On a pu observer que la résistance se faisait aussi en fonction des nationalités des déportés. Quand les Espagnols arrivent, ils sont assez homogènes contrairement aux Polonais. C’est-à-dire qu’ils sont tous politisés et ils ont pour la plupart déjà connu des camps de prisonniers en France ou en Allemagne. Ils ont déjà une expérience de ces camps et de l’entraide. Le cas des Polonais est lui différent. C’est l’intelligentsia qui était ciblée comme les prêtres, les professeurs, mais aussi des ouvriers qualifiés. Des gens qui malgré leur nationalité commune ne se seraient jamais rencontrés dans la vie.
En tant que réalisatrice, comment se prépare-t-on à filmer dans un camp de concentration ?

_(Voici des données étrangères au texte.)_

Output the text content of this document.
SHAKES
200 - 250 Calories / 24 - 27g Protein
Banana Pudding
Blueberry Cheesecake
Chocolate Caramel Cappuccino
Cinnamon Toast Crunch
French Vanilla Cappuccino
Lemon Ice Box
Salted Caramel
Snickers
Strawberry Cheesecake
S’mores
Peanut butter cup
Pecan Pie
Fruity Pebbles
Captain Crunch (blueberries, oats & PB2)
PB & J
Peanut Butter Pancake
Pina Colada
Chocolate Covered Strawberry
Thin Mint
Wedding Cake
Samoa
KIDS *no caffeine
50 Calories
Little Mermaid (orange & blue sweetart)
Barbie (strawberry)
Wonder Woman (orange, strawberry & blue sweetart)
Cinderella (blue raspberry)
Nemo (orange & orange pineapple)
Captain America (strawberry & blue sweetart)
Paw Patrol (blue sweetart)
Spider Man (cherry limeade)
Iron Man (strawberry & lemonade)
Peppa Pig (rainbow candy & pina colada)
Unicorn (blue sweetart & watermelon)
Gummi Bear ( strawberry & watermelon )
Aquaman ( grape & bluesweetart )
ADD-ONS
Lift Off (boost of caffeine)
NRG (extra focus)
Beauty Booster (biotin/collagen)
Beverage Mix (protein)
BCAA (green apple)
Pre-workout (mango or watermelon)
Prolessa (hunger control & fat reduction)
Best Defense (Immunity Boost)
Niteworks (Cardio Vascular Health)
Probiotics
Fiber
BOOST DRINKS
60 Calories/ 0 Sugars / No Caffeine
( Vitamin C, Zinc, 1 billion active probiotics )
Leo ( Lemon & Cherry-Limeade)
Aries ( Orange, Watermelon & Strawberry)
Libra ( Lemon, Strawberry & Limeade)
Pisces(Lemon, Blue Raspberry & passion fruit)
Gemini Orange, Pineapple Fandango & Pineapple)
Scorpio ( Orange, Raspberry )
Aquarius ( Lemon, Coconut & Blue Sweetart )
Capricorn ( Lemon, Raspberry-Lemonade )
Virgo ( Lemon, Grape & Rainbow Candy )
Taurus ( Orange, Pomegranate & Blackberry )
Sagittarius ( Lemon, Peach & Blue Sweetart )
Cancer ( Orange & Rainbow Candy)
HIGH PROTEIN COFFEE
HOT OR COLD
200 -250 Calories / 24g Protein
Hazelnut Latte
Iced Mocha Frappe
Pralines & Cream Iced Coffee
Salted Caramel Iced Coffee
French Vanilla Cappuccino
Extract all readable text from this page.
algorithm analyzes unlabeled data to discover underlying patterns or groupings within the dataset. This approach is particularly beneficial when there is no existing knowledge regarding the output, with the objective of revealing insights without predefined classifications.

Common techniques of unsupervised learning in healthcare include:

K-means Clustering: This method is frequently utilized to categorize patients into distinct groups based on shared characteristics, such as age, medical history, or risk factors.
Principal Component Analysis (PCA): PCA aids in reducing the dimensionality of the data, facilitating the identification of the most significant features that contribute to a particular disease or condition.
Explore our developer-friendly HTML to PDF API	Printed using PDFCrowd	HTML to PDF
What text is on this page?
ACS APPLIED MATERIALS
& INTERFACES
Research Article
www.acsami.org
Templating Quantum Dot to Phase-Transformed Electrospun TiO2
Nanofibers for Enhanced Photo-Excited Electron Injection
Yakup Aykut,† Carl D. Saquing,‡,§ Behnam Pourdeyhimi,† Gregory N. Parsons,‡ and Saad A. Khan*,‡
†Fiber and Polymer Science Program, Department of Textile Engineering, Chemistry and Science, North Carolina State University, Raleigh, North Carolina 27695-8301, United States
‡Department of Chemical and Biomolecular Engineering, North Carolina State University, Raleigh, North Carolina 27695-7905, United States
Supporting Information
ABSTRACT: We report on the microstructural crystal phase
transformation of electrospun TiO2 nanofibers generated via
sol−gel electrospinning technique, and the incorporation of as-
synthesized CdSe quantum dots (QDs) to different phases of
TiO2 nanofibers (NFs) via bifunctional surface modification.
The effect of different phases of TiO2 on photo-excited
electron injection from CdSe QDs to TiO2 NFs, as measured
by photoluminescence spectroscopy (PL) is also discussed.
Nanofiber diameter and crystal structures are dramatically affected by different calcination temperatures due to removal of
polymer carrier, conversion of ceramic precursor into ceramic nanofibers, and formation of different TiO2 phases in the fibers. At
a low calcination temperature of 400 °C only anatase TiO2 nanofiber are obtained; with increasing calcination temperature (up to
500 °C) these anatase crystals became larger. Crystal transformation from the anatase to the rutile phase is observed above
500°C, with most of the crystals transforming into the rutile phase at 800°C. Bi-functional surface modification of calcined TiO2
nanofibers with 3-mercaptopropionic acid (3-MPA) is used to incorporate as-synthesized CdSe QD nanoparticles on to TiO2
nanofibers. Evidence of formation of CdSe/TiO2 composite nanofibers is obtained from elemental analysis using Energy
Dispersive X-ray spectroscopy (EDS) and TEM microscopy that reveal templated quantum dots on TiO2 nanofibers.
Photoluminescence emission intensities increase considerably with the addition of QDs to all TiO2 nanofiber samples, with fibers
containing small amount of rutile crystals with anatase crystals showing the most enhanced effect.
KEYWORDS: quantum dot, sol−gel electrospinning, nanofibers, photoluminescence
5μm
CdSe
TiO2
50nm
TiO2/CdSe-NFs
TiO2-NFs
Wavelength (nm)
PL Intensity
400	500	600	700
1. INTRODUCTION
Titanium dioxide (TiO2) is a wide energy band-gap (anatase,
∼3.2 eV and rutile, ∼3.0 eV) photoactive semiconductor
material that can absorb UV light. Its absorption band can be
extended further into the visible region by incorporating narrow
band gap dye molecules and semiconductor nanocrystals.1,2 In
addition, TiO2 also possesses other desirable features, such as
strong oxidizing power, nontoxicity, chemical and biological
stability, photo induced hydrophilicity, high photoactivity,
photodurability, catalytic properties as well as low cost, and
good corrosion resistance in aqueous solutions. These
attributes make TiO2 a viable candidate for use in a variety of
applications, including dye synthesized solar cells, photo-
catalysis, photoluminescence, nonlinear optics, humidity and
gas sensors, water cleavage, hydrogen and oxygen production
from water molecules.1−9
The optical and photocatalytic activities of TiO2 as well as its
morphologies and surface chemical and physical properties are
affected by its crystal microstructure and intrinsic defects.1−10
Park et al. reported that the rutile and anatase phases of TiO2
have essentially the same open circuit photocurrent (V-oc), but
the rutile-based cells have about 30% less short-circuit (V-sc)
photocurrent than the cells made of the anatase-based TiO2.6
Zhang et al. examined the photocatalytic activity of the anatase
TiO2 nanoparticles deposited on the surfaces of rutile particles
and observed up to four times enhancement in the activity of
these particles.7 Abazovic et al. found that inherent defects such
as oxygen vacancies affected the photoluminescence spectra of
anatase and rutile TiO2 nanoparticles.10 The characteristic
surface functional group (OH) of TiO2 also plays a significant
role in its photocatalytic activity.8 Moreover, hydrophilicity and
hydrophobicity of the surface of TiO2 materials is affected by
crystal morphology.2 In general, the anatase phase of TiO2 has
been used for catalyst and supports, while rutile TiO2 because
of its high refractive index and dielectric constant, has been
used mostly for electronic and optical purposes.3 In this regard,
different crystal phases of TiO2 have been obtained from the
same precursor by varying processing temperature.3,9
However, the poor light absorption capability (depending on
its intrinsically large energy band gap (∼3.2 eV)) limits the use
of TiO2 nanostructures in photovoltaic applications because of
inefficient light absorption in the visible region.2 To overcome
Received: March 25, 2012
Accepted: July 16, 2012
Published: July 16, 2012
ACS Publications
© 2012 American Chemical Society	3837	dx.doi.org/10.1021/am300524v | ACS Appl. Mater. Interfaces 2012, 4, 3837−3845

Il y a avant tout des repérages sur les lieux. Ensuite j’ai regardé les images qui existaient déjà. Aujourd’hui, il y a beaucoup de monde qui visite ce genre de lieu. Auschwitz est presque devenu un site touristique. Il y a un côté aseptisé qui rend l’immersion compliquée. Malgré l’effort des Autrichiens pour conserver ces lieux, je trouve qu’on n’y est pas. Toute cette histoire a été un peu muséalisée.